Dan ada juga melayani atasan karena takut gajinya dipotong dan/atau jabatannya
dicopot. Pelayanan yang tumpul ke bawa dan tajam ke atas ini telah dan sedang
membunuh karakter bawahan karena diperbudak berdasarkan otoritas sehingga mereka bekerja selalu
berpatokan pada kekuasaan dan kekayaan, bukan berpatokan pada tugas
pelayanannya.
Jabatan kepala
bidang dan seksi tidak ada gunanya di Paniai, apa lagi staf biasa karena mereka
tidak diberikan kepercayaan untuk menjalankan tugas di kantor, terutama
pelayanan publik. Keberadaan bawahan ini hanya sebagai manusia robot yang
digerakkan oleh atasannya. Karena itulah yang membuat bawaan ini kadang tidak
masuk kantor, mereka yang datang di kantor pun
karena tidak ada kerjaan, hitung togel di ruang kerja, duduk berkelompok
lalu bercerita dan ada pulang setelah satu jam di kantor. Di sinilah berlakunya
istilah tunggu bos sebagaimana di uraikan di atas ini.
Dalam konteks
tersebut, masyarakat semakin menjauh dari pemerintah, sementara pemerintah
tidak merasa memiliki tugas dan tanggungjawab sedikit pun untuk melayani
masyarakat, membina kehidupan demokrasi lokal dan sebagainya sehingga bisa
diatur sekehendak hatinya berdasarkan istilah ini MASA OTSUS ini.
Segala
penyimpangan yang terjadi itu, sekalipun diketahui oleh masyarakat namun tidak
dipersoalkan bahkan legislatif yang mengawasi dan mengontrol berjalannya roda
pemerintahan selalu tutup mulut karena kapasitasnya terbatas. Masyarakat
semakin bingung dan bertanya yang mengontrol dan yang dikontrol siapa? Akhirnya
semua kalangan pun terbawa arus dengan situasi tersebut hingga terbiasa.
DPRD Mandul
Dewan Perwakilan
Rakyat Daerah (DPRD) merupakan pemegang kekuasaan
legislatif (pembuat UU, Perda atau legislasi) dan posisinya
terpisah dari eksekutif. DPRD menjalankan paran dan fungsi kontrol kepada pemerintah atas pelaksanaan UU/Perda, bahkan bisa menjatuhkan pimpinan daerah (empeachment atau mosi tidak percaya). Bisa terjadi
masalah atau persoalan dalam roda pemerintahan, jika parlemen tidak menjalankan fungsinya dalam rangka check and balances (keseimbangan).

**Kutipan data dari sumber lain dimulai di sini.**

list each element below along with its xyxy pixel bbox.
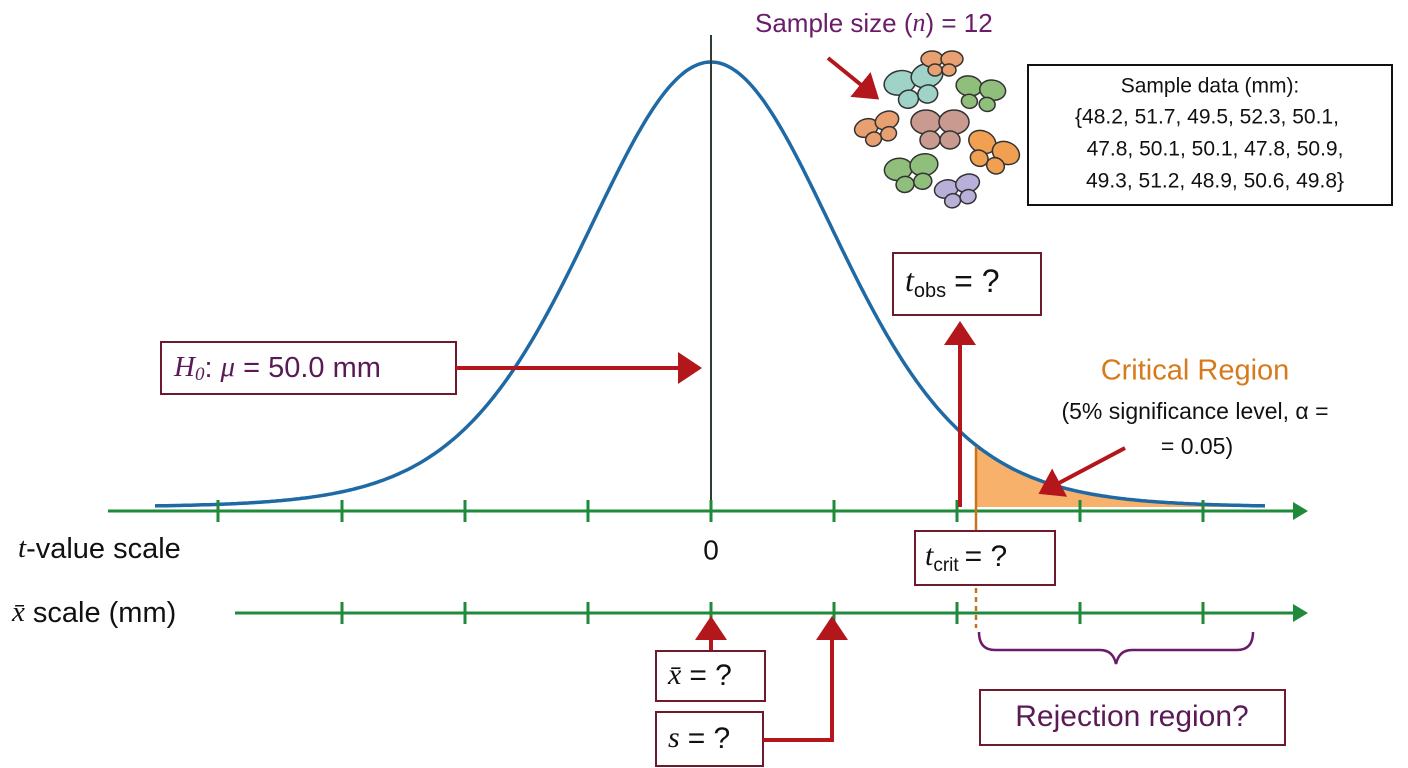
h0-label: H0: μ = 50.0 mm (173, 351, 381, 386)
xbar-axis (235, 602, 1308, 624)
critical-region-line: = 0.05) (1161, 433, 1233, 459)
rejection-box (979, 689, 1286, 746)
xbar-box (655, 650, 766, 702)
s-label: s = ? (668, 721, 730, 755)
t-obs-label: tobs = ? (905, 262, 1000, 302)
t-axis (108, 500, 1308, 522)
xbar-scale-label: x̄ scale (mm) (11, 596, 176, 629)
t-crit-label: tcrit = ? (925, 539, 1007, 576)
sample-data-line: 47.8, 50.1, 50.1, 47.8, 50.9, (1087, 138, 1344, 161)
sample-size: Sample size (n) = 12 (755, 8, 993, 38)
butterflies (853, 50, 1021, 209)
sample-data-line: 49.3, 51.2, 48.9, 50.6, 49.8} (1086, 170, 1344, 193)
sample-data-box (1027, 64, 1393, 206)
t-scale-label: t-value scale (18, 532, 181, 565)
s-box (655, 711, 764, 767)
arrow (1038, 446, 1126, 497)
arrow (763, 616, 848, 742)
t-crit-box (914, 530, 1056, 586)
arrow (826, 56, 880, 100)
critical-region-title: Critical Region (1101, 355, 1290, 387)
brace (977, 631, 1255, 665)
t-obs-box (892, 252, 1042, 316)
rejection-label: Rejection region? (1015, 700, 1248, 733)
h0-box (160, 341, 457, 395)
zero-label: 0 (703, 534, 719, 565)
critical-region-line: (5% significance level, α = (1061, 398, 1328, 424)
xbar-label: x̄ = ? (667, 658, 732, 692)
sample-data-title: Sample data (mm): (1121, 75, 1300, 98)
sample-data-line: {48.2, 51.7, 49.5, 52.3, 50.1, (1075, 106, 1339, 129)
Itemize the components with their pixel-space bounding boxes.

Oleh karena itu, agar roda pemerintahan dapat
berjalan dengan baik, maka fungsi DPRD terutama kontrol roda pemda harus dapat
dimaknai secara baik.
Begitu juga
dengan DPRD Kabupaten Paniai, harus mengemban fungsi sebagaimana diuraikan di
atas ini. Namun, realitasnya kata DPRD ini terdengar hanya pada saat kampanye
politik bersama sejuta janji manis demi merebut dukungan suara dari masyarakat.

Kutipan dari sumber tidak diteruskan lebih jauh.